Qualitative Comparisons
Qualitative evaluation confirms that FLM-Occ produces sparse, object-centric representations with minimal overlap, while SplatSSC and EmbodiedOcc generate redundant, locally-adjusted primitives with substantial overlap. FLM-Occ’s global supervision yields efficient occupancy grids, even under coarse annotation.
Figure 7: Qualitative results comparing SplatSSC and FLM-Occ with varied primitive counts—FLM-Occ consistently delivers more efficient spatial representation.
Figure 8: Toy experiments isolate the effect of FLM loss in primitive relocation, revealing robust convergence from random initialization.
Figure 9: Primitives and voxel predictions from SplatSSC and FLM-Occ demonstrate FLM-Occ’s superior spatial sparsity.
Limitations and Future Directions
While FLM-Occ achieves substantial advances, several limitations persist: (1) bilinear complexity of FLM loss requires innovation in aggregation for large scenes; (2) fixed primitive count necessitates retraining networks for varying granularity; (3) current datasets offer limited annotation quality and scope.
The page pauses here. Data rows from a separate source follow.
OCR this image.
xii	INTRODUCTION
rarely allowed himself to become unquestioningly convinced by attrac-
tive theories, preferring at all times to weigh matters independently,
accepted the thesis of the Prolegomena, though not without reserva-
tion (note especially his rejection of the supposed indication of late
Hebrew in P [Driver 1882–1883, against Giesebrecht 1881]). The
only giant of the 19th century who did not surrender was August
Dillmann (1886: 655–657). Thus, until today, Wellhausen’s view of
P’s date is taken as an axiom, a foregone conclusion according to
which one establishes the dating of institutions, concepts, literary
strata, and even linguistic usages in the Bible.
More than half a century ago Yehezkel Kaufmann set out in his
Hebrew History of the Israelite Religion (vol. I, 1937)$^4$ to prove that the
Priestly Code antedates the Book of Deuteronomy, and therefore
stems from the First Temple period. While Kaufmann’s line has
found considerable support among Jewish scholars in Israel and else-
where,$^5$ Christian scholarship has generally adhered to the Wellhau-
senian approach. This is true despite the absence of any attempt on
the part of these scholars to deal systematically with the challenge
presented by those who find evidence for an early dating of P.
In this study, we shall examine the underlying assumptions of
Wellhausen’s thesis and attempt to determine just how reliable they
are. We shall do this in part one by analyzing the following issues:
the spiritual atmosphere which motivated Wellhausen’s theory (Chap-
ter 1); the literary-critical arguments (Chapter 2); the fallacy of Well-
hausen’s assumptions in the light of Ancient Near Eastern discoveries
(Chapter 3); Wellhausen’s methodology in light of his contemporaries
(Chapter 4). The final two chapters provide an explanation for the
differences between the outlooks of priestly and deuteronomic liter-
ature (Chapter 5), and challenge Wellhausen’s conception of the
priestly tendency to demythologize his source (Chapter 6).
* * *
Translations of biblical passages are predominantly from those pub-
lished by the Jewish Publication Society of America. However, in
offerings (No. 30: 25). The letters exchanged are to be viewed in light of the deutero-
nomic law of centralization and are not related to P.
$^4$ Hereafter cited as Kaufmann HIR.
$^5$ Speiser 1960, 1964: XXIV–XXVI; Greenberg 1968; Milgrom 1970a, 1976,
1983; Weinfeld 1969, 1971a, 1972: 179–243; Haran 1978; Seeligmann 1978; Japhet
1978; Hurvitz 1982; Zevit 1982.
Extensions to hierarchical primitive structures, learnable pruning/splitting, and higher-fidelity annotation are recommended. FLM’s general formulation is applicable beyond indoor occupancy, including outdoor applications and general feed-forward 3D primitive prediction.
Conclusion
FLM-Occ introduces feed-forward likelihood maximization for monocular indoor occupancy prediction, leveraging MLE-based global supervision and probabilistic voxelization. It substantially reduces the required primitive count, accelerates inference, and boosts representational efficiency while achieving superior quantitative and qualitative performance. FLM-Occ’s formulation and empirical validation establish a new benchmark in sparse mixture-model occupancy prediction, laying groundwork for broader applications in scene understanding and parametric 3D modeling.